A power supply (not shown) is connected to the DC power supply circuit 20, the control means 60, the driver amplifier 70, and the driver amplifier 80 to supply electric power to them.

FIG. 2 is a graph showing the relationship between measured voltage and current when ICP is generated using the plasma source 10. The horizontal axis is the voltage [V] at the output end of the DC power supply circuit 20 measured by the voltage measuring means (not shown). The vertical axis represents the current [A] at the output end of the DC power supply circuit 20 measured by the voltage measuring means (not shown).
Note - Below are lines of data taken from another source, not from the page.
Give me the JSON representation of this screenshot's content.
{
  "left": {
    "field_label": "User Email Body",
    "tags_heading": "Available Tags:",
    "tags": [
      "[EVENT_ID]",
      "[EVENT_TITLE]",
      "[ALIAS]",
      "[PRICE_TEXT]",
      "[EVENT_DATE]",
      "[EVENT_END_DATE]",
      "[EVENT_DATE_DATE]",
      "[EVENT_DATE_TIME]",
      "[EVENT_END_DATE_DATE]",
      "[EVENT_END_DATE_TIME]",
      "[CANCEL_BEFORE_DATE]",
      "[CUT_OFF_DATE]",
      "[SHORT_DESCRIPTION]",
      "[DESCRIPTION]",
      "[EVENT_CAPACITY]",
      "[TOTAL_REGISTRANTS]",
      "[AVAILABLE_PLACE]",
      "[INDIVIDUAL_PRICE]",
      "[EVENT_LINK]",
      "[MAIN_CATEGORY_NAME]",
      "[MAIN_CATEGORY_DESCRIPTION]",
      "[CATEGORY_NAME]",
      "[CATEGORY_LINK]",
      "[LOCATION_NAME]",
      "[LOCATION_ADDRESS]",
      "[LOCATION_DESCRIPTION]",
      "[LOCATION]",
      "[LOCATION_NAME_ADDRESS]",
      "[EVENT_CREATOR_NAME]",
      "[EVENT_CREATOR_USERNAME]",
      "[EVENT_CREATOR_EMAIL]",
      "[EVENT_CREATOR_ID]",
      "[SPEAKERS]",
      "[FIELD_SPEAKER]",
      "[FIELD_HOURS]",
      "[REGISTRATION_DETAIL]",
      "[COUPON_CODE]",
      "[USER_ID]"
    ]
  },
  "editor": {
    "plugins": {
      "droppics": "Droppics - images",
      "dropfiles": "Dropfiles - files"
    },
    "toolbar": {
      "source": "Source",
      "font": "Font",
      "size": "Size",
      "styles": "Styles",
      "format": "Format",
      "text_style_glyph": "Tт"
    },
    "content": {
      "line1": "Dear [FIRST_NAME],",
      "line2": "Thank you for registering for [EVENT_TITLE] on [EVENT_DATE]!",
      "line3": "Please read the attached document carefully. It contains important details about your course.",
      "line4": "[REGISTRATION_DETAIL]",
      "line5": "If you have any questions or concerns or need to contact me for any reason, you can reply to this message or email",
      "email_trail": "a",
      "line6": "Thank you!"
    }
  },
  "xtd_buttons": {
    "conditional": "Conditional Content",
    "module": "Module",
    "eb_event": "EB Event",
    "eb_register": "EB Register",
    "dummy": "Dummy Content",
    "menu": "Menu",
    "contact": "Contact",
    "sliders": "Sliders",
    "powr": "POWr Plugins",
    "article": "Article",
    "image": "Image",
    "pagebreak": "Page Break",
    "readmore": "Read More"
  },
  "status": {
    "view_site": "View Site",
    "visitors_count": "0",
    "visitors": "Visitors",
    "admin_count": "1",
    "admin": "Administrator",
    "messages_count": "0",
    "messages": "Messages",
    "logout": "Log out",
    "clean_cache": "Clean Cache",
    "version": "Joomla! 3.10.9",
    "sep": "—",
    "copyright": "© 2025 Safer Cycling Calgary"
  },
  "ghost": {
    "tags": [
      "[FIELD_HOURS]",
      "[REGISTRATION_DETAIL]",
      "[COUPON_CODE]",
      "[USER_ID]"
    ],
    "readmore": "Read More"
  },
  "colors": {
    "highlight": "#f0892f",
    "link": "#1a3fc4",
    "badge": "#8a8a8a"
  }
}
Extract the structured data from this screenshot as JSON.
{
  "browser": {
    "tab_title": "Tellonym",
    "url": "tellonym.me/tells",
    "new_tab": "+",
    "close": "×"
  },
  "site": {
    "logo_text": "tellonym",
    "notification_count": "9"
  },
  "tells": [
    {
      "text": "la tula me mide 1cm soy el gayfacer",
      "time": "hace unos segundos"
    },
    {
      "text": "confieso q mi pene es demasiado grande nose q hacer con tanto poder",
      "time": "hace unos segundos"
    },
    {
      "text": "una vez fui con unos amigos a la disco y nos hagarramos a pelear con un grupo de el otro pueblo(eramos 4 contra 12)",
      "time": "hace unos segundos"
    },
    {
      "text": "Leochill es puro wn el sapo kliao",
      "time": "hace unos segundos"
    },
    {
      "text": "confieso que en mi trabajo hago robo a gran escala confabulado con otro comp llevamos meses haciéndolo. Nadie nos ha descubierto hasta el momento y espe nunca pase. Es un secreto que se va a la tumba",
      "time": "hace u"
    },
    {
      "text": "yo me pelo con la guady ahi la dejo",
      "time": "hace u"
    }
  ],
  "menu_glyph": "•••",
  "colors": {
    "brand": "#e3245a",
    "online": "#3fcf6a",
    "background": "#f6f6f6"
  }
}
In the first embodiment, a mixture of oxygen and nitrogen was supplied as the gas in the discharge container. The total pressure of the gas was 100 Pa, and the measurement was performed a plurality of times with different gas flow rates.

In FIG. 2, the ● symbol indicates a graph when the oxygen flow rate is 1000 sccm (Standard Cubic Centimeter per Minute) and the nitrogen flow rate is 100 sccm. The ▲ symbol shows a graph when the flow rate of oxygen is 1500 sccm and the flow rate of nitrogen is 100 sccm.

The low voltage range (roughly about 35V or less) corresponds to the no-load state in which plasma is not generated, and the current increases at a substantially constant rate of increase with respect to the increase in voltage. When the voltage increases and roughly exceeds about 35 V, CCP is generated, but even after that, the current increases at a substantially constant rate of increase with respect to the increase in voltage.

As the voltage increases further, the plasma changes from CCP to ICP. This voltage is about 120 V (indicated by the broken line) in the case of oxygen 1000 sccm and nitrogen 100 sccm (corresponding to the graph), and in the case of oxygen 1500 sccm and nitrogen 100 sccm (corresponding to the graph). It was about 130 V (indicated by the alternate long and short dash line).

In the example of the graph (oxygen 1000 sccm, nitrogen 100 sccm) of FIG. 2, when the voltage exceeds about 120 V (broken line), the rate of increase of the current changes to a larger value. Further, in the example of the graph (oxygen 1500 sccm, nitrogen 100 sccm) of FIG. 2, when the voltage exceeds about 130 V (dotted chain line), the rate of increase of the current changes to a larger value. In this way, the voltage at the point where the plasma changes from CCP to ICP and the voltage at the point where the rate of increase in current changes are in good agreement.

Although not shown in FIG. 2, when the voltage is further increased thereafter, the rate of increase of the current returns to a low value.

FIG. 3 is a flowchart of a method for detecting the state of the plasma source according to the first embodiment. The plasma source 10 detects the state of the plasma source 10 by executing this method. The state of the plasma source 10 includes, for example, the state of the plasma generated by the plasma source 10. The state of the plasma represents, for example, whether the plasma is CCP or ICP. The method of FIG. 3 is started with the gas flowing through the discharge container of the plasma source 10.

First, a voltage is applied to the discharge unit 50 of the plasma source 10, thereby generating a CCP in the discharge unit 50 (step S1). After the CCP is generated, the control means 60 measures and acquires the voltage and current related to the plasma source 10 (step S2).

In the example of FIG. 1, this measurement is made via the VI sensor 90. That is, the control means 60 includes the voltage at the connection point of the inverter circuit 30 and the resonance circuit 40 (for example, the voltage between the connection point and the ground) and the current flowing through the connection point. To measure.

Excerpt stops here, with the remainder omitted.